The Summer Growth Selection (the fund) delivered a return after fees and before tax of 1.60% for the month of February. For the 12 months to the end of February, the fund delivered a return after fees and before tax of 11.27%.
In local currency terms global equities returned 1.29%, with strong performances from emerging markets and Asia generally. Our other equities asset classes also performed strongly over the month as longer term interest rates fell.
Our Australian and New Zealand equity managers underperformed their benchmarks over the month, whilst our multi manager global equity strategy outperformed. Our cash and fixed interest managers performed in line with their benchmarks.
For details on the Growth Fund's single asset class funds, see the relevant commentary.
We actively manage the fund’s foreign currency exposures and hedge the international fixed interest segment of the fund. The New Zealand dollar fell 0.79% against the US dollar and 2.48% against the Australian dollar.
What happened in the markets you invest in?
The February reporting season showed domestic recoveries in NZ and Australia continue to progress, whilst US and European growth indicators were also generally positive.
The Artificial Intelligence (AI) boom continued, with material increases in capital expenditure for data centres and supporting power infrastructure announced. The increased capability of the AI models to provide both efficiency gains and spawn competing business models saw performance of stocks exposed to that spend diverge. The builders of infrastructure performed relatively well, whereas many software businesses fell sharply on the prospect of more competition.

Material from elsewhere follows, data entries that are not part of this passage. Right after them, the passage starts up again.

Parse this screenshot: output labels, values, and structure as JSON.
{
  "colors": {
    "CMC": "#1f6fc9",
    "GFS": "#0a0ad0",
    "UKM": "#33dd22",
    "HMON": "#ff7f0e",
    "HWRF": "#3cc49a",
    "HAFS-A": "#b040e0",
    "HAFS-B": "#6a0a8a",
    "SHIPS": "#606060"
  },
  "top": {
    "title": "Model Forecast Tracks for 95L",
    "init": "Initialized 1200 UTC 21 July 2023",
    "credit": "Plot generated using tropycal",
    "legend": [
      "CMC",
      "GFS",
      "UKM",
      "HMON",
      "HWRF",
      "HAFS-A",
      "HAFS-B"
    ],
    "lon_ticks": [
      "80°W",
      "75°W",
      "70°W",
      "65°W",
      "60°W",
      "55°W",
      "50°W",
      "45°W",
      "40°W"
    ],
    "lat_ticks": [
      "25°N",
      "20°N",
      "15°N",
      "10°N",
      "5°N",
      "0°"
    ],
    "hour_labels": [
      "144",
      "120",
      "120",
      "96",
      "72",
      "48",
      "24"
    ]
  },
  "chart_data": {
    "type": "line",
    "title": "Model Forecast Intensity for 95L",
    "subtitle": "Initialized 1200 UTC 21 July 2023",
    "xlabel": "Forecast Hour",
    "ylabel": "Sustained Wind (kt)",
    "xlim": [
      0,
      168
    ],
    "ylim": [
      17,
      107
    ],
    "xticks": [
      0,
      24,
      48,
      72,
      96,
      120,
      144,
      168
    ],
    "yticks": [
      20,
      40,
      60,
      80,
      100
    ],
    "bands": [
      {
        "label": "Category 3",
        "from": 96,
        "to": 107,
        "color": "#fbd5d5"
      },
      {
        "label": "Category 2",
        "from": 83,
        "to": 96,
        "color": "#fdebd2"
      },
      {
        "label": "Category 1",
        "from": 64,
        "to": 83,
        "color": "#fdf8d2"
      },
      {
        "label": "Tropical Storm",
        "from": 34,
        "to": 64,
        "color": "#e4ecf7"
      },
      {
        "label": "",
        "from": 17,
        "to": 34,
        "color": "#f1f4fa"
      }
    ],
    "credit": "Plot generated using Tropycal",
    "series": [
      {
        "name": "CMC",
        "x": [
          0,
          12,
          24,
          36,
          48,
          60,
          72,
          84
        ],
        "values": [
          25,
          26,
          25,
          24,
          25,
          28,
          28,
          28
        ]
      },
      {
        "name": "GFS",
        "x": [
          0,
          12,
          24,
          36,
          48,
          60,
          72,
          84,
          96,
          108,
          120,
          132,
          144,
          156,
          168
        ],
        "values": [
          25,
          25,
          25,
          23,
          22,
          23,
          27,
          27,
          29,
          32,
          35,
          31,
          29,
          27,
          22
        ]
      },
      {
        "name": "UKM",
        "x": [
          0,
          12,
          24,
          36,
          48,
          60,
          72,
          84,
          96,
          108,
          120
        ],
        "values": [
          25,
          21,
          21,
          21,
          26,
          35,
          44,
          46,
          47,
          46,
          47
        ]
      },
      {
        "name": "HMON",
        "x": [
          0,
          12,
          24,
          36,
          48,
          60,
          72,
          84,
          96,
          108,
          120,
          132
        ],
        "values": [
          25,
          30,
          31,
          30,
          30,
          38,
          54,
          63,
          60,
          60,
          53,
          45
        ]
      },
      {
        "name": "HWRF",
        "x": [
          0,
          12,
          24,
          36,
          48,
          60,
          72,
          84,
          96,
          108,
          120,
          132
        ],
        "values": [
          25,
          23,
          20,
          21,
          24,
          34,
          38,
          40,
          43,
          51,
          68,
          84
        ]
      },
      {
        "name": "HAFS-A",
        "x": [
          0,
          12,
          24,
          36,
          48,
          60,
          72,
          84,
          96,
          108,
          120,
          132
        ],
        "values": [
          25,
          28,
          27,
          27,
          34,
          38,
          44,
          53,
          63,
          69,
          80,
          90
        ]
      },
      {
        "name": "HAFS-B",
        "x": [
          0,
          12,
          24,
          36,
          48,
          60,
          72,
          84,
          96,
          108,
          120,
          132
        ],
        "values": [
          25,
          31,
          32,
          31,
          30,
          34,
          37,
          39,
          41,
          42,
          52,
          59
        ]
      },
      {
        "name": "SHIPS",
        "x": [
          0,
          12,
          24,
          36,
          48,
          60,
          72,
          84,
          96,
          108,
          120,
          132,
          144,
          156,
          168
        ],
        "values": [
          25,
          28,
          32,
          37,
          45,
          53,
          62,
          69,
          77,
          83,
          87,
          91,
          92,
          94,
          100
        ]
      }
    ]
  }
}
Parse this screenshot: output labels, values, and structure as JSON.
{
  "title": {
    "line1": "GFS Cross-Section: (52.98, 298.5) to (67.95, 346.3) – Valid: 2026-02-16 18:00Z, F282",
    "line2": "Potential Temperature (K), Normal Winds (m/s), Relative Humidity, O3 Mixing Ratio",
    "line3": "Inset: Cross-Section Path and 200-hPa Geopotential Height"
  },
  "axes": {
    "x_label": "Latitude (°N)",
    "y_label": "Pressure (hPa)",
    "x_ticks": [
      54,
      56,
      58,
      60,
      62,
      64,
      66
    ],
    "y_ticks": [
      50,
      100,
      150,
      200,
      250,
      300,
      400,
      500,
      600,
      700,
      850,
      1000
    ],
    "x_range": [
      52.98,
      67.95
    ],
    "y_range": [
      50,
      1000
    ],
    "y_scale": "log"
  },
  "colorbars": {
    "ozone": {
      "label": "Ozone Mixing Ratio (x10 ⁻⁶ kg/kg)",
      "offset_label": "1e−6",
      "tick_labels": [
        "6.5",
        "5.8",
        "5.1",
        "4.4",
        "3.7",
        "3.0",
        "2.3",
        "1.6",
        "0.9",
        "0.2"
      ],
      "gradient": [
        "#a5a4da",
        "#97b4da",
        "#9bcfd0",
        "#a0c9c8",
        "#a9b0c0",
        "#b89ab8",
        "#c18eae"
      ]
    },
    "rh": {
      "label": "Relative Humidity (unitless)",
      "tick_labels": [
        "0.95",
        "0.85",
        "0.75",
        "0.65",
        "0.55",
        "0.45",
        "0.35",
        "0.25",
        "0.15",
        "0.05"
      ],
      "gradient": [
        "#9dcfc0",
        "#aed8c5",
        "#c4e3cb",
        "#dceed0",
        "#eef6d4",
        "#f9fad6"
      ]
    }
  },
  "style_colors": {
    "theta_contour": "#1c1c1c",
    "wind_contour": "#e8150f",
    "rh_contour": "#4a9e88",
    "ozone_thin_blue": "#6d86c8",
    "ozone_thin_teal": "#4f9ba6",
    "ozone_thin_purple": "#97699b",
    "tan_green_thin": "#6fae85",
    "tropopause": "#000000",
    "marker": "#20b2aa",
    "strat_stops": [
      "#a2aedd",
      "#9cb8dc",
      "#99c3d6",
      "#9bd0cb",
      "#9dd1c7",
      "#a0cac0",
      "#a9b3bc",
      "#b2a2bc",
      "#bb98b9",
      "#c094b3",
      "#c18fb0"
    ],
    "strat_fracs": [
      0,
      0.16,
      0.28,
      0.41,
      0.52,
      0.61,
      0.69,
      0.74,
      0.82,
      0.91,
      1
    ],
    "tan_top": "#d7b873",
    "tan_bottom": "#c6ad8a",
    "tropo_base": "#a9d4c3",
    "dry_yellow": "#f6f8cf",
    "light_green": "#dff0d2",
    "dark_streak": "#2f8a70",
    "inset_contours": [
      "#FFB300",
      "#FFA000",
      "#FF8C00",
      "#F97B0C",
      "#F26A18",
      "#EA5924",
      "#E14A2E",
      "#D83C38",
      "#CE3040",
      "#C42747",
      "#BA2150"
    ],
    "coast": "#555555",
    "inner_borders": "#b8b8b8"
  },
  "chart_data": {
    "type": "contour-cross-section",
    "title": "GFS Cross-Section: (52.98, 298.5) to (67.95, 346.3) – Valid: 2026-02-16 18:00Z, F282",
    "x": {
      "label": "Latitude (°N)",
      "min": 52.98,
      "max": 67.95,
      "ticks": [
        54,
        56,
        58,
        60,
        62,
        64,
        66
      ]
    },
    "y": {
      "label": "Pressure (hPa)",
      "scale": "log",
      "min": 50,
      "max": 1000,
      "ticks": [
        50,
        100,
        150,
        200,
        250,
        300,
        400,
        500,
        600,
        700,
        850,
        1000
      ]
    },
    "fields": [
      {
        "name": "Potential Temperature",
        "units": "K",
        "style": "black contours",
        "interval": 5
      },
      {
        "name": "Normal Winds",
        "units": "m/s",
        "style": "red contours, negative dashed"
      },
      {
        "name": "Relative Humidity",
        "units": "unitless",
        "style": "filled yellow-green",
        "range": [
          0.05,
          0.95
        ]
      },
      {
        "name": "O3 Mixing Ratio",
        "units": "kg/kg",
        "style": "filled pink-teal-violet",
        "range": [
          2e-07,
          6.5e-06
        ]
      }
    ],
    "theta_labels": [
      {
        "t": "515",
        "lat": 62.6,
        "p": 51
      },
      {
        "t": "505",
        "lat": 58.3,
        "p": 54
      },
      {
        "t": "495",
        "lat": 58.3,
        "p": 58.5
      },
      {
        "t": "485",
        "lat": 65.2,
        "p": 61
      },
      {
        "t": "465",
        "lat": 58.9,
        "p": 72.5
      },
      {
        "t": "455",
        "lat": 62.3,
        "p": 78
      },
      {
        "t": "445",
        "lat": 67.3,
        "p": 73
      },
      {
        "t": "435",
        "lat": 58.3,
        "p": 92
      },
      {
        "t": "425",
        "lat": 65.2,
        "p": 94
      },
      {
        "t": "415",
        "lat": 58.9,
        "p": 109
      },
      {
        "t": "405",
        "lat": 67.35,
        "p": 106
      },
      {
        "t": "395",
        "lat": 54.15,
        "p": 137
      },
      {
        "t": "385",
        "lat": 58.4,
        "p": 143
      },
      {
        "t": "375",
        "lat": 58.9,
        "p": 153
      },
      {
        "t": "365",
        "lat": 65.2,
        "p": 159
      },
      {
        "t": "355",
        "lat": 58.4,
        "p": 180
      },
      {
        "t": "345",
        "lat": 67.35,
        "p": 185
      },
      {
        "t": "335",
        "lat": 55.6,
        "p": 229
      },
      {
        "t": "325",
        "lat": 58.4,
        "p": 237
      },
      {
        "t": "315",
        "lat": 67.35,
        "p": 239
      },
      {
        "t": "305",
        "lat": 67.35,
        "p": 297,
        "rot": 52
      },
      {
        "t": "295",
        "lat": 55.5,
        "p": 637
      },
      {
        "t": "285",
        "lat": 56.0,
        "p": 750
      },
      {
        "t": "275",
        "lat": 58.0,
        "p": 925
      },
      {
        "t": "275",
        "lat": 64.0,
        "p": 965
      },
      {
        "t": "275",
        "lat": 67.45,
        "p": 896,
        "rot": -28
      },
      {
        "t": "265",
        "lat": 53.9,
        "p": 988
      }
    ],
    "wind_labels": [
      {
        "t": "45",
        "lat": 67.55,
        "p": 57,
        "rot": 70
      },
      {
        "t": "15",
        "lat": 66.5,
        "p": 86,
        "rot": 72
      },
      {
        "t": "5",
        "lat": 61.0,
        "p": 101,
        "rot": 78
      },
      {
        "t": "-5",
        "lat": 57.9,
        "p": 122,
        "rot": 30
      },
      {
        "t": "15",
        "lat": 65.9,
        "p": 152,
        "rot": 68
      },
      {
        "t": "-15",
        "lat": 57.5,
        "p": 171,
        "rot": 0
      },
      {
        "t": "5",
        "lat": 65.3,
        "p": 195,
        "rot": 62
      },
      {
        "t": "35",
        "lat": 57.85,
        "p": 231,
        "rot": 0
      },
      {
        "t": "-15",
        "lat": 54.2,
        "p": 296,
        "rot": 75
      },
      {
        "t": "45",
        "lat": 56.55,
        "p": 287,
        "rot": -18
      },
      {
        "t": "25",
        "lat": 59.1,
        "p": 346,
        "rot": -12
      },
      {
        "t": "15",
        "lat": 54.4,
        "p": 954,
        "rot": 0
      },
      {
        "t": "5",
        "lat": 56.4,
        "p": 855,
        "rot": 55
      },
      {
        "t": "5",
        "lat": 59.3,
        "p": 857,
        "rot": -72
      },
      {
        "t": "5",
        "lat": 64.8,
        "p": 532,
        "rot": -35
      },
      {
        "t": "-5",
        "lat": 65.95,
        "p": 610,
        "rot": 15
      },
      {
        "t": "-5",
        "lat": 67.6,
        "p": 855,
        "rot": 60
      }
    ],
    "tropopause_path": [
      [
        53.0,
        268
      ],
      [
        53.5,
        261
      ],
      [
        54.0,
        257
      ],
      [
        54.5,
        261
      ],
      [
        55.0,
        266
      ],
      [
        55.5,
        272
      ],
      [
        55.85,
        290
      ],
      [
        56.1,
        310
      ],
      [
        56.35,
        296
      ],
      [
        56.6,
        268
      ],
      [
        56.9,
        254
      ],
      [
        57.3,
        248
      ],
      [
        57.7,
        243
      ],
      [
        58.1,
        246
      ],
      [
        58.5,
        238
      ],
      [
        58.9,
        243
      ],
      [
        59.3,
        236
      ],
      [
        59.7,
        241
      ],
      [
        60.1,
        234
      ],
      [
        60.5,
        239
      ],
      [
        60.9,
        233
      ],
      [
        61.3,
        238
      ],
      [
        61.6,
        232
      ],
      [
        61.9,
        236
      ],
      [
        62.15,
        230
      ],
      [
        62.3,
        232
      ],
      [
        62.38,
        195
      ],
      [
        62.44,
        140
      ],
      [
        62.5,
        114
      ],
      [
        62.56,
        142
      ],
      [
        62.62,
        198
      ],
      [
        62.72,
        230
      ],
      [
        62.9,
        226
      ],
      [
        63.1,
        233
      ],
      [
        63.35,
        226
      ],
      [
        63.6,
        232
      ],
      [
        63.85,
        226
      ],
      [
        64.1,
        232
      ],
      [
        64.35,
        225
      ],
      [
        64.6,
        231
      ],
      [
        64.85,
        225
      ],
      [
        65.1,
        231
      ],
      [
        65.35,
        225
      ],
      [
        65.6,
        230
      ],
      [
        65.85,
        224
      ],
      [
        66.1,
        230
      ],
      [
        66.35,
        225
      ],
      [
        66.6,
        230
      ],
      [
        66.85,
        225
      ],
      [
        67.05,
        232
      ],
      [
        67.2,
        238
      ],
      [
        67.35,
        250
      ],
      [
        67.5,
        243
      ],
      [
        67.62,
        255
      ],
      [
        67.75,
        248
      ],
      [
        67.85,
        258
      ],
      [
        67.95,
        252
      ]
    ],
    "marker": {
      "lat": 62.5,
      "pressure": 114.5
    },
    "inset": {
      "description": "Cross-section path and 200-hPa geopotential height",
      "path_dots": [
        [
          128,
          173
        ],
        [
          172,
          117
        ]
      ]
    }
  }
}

The US Supreme Court ruled the first round of trade tariffs as largely illegal, prompting the US government to invoke other legal provisions to keep them in place. Overall, the trend in tariff levels appears to have peaked and may start to fall from here.
What are we thinking about the future?
The Iranian war is now dominating headlines and short-term market returns. Higher commodity prices and lower tourism spend are the first-round effects. Should the oil price stay high for a prolonged period it could negatively impact on both inflation and growth.
The general economic backdrop in most major economies pre the hostilities were generally solid. Higher than target inflation is the black mark, but growth concerns are likely to dominate central bank concerns, particularly when the additional inflation in their home countries cannot influence a supply shock in the oil market.
The history of military conflicts on financial markets is that impacts are limited, provided the war is contained and doesn’t escalate into a major global conflict. Remaining diversified across both regions and asset classes remains the best way to manage risk, in our opinion.
The Octagon Investment Committee meet in early March and chose to increase the Balanced funds exposure to global equities, funded from lowering our exposure to New Zealand Equities and Listed Property. With the de-rating of some of the highest priced global equities and a very strong international reporting season, the relative valuation of global equities to NZ equities has improved. The NZ reporting season was solid, but upgrades to outer years were modest. Listed Property remains attractively priced and its yield premium to bonds has expanded, however we elected to use some of our overweight to fund the move into global equities.